Ganz im Ernst: Natürlich gab es auch Leute, die auch nach 1953 noch an diesen Staat geglaubt haben (manche tun das sogar bis heute) und nicht jeder ist so gestrickt, dass er, weil ihm sein Staat nicht gefällt, Haus und Hof, Freunde und Familie stehen und liegen lässt und sein Glück woanders sucht. Die DDR war, trotz aller Einschränkungen, Unfreiheiten und Ungerechtigkeiten, nicht einfach ein großes Gefängnis.
 
Einen netten Einblick bietet folgendes Buch:

Die rtselhafte Stabilitt der DDR | bpb

Es handelt sich hierbei um die Dissertation des Autors. Ich habe das Buch gelesen und finde den Ansatz jenseits von Stasi und Unterdrückung sehr gelungen. Das Original erschien 2007 bei der Cambridge University Press unter dem Titel "Conflict and Stability in the German Democratic Republic". Die Studie, an der sich das vorliegende Buch orientiert, ist zwar lokal begrenzt, kann aber zu einem Großteil auch auf die Damalige DDR bezogen werden.
Die Übersetzung ist zudem sehr gelungen und liest sich locker weg.
 
Zuletzt bearbeitet:
Der zweite Kardinalfehler ist, die DDR auf die Merkmale eines Terrorregimes reduzieren zu wollen.

Ähnlich wie bei ElQ ist excideuil zuzustimmen, dass eine eindimensionale Sicht am Wesen und am Leben in der DR vorbeiging.

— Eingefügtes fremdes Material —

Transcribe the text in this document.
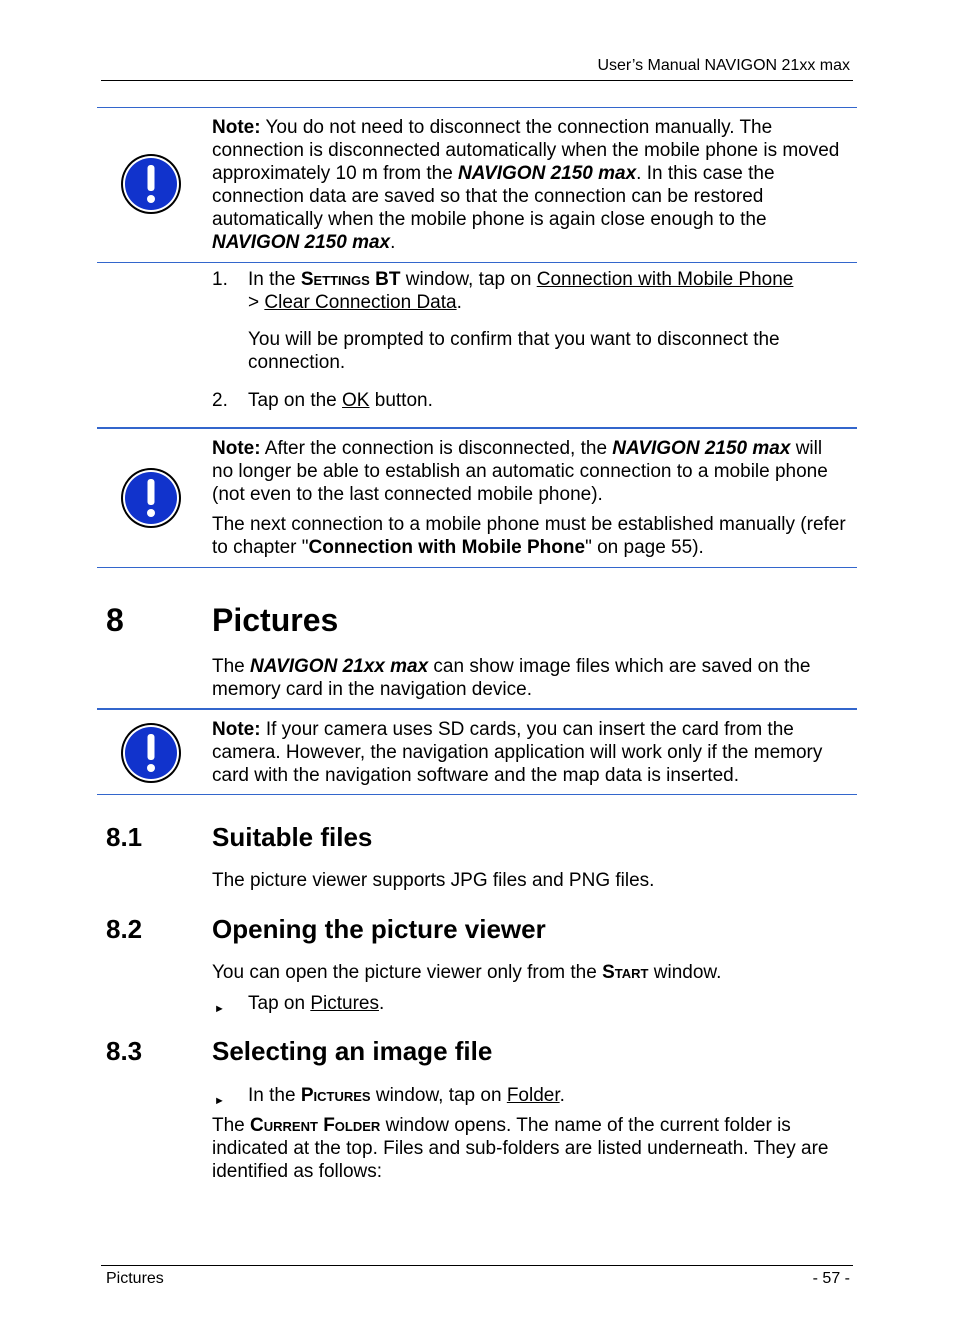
User’s Manual NAVIGON 21xx max

Note: You do not need to disconnect the connection manually. The connection is disconnected automatically when the mobile phone is moved approximately 10 m from the NAVIGON 2150 max. In this case the connection data are saved so that the connection can be restored automatically when the mobile phone is again close enough to the NAVIGON 2150 max.

1. In the Settings BT window, tap on Connection with Mobile Phone > Clear Connection Data.

You will be prompted to confirm that you want to disconnect the connection.

2. Tap on the OK button.

Note: After the connection is disconnected, the NAVIGON 2150 max will no longer be able to establish an automatic connection to a mobile phone (not even to the last connected mobile phone).

The next connection to a mobile phone must be established manually (refer to chapter "Connection with Mobile Phone" on page 55).

8	Pictures

The NAVIGON 21xx max can show image files which are saved on the memory card in the navigation device.

Note: If your camera uses SD cards, you can insert the card from the camera. However, the navigation application will work only if the memory card with the navigation software and the map data is inserted.

8.1	Suitable files

The picture viewer supports JPG files and PNG files.

8.2	Opening the picture viewer

You can open the picture viewer only from the Start window.

► Tap on Pictures.
8.3	Selecting an image file
► In the Pictures window, tap on Folder.

The Current Folder window opens. The name of the current folder is indicated at the top. Files and sub-folders are listed underneath. They are identified as follows:

Pictures	- 57 -
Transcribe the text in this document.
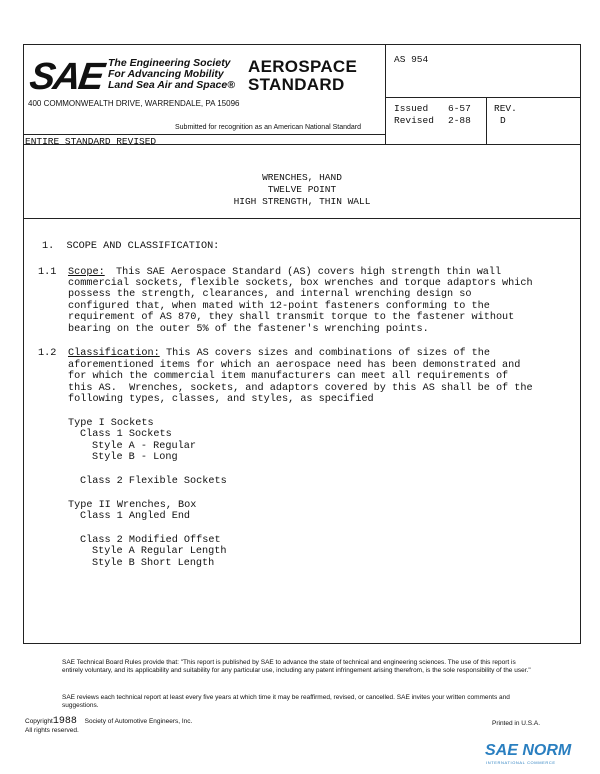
SAE The Engineering Society
For Advancing Mobility
Land Sea Air and Space®
AEROSPACE
STANDARD
400 COMMONWEALTH DRIVE, WARRENDALE, PA 15096
Submitted for recognition as an American National Standard
AS 954
Issued 6-57
Revised 2-88
REV.
D
ENTIRE STANDARD REVISED
WRENCHES, HAND
TWELVE POINT
HIGH STRENGTH, THIN WALL
1.  SCOPE AND CLASSIFICATION:
1.1 Scope: This SAE Aerospace Standard (AS) covers high strength thin wall
commercial sockets, flexible sockets, box wrenches and torque adaptors which
possess the strength, clearances, and internal wrenching design so
configured that, when mated with 12-point fasteners conforming to the
requirement of AS 870, they shall transmit torque to the fastener without
bearing on the outer 5% of the fastener's wrenching points.
1.2 Classification: This AS covers sizes and combinations of sizes of the
aforementioned items for which an aerospace need has been demonstrated and
for which the commercial item manufacturers can meet all requirements of
this AS.  Wrenches, sockets, and adaptors covered by this AS shall be of the
following types, classes, and styles, as specified
Type I Sockets
Class 1 Sockets
Style A - Regular
Style B - Long
Class 2 Flexible Sockets
Type II Wrenches, Box
Class 1 Angled End
Class 2 Modified Offset
Style A Regular Length
Style B Short Length
SAE Technical Board Rules provide that: "This report is published by SAE to advance the state of technical and engineering sciences. The use of this report is entirely voluntary, and its applicability and suitability for any particular use, including any patent infringement arising therefrom, is the sole responsibility of the user."
SAE reviews each technical report at least every five years at which time it may be reaffirmed, revised, or cancelled. SAE invites your written comments and suggestions.
Copyright1988 Society of Automotive Engineers, Inc.
All rights reserved.
Printed in U.S.A.
SAE NORM
INTERNATIONAL COMMERCE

Deshalb ist der Hinweis auf das Buch sehr hilfreich für das Verständnis der Existenz der DDR. Es gab viele Formen der Anpassung und ebensoviele Formen des Widerstands gegen das Regime, offen oder subversiv.

Die rtselhafte Stabilitt der DDR | bpb
und finde den Ansatz jenseits von Stasi und Unterdrückung sehr gelungen.

Dieser Gedankengang findet sich auch bei Galeotto und beschreibt die "Normalität" der DDR für viele Bürger. Jenseits der vorhandenen Repression durch das politische Regime der SED.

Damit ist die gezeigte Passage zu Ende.